-
Type:
Bug
-
Status: Resolved
-
Priority:
Major
-
Resolution: Incomplete
-
Affects Version/s: 2.1.0, 2.2.0
-
Fix Version/s: None
-
Component/s: SQL
-
Labels:
If you create a table in Spark sql but then you modify the table in hive to add a column, spark sql doesn't pick up the new column.
Basic example:
t1 = spark.sql("select ip_address from mydb.test_table limit 1") t1.show() +------------+ | ip_address| +------------+ |1.30.25.5| +------------+ t1.write.saveAsTable('mydb.t1') In Hive: alter table mydb.t1 add columns (bcookie string) t1 = spark.table("mydb.t1") t1.show() +------------+ | ip_address| +------------+ |1.30.25.5| +------------+
It looks like its because spark sql is picking up the schema from spark.sql.sources.schema.part.0 rather then from hive.
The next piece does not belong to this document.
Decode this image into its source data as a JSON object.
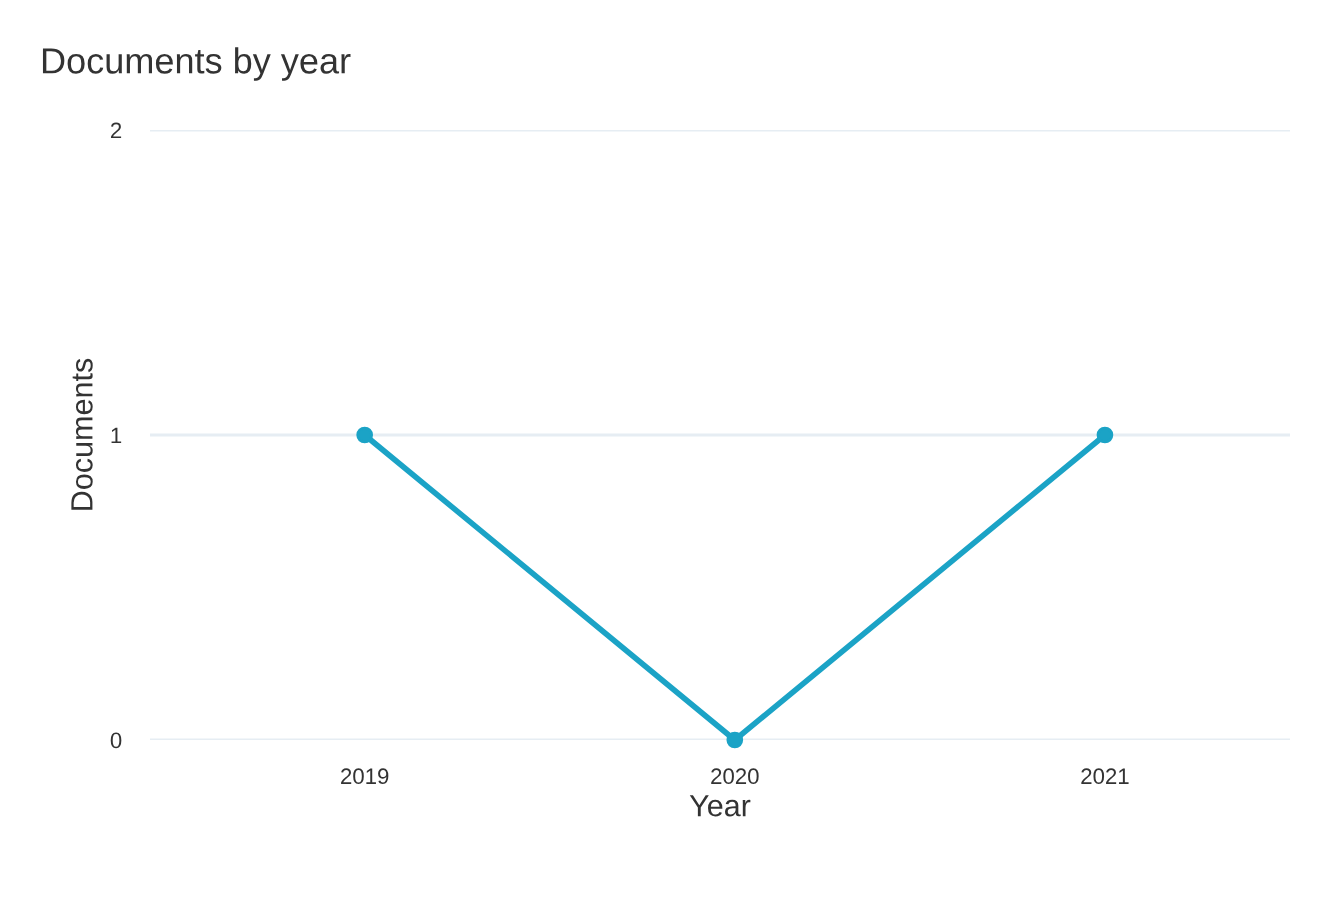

Interestingly enough it appears that if you create the table differently like:
spark.sql("create table mydb.t1 select ip_address from mydb.test_table limit 1")
Run your alter table on mydb.t1
val t1 = spark.table("mydb.t1")
Then it works properly.
It looks like the difference is when it doesn't work spark.sql.sources.provider=parquet is set.
Its doing this from createDataSourceTable where provider is parquet.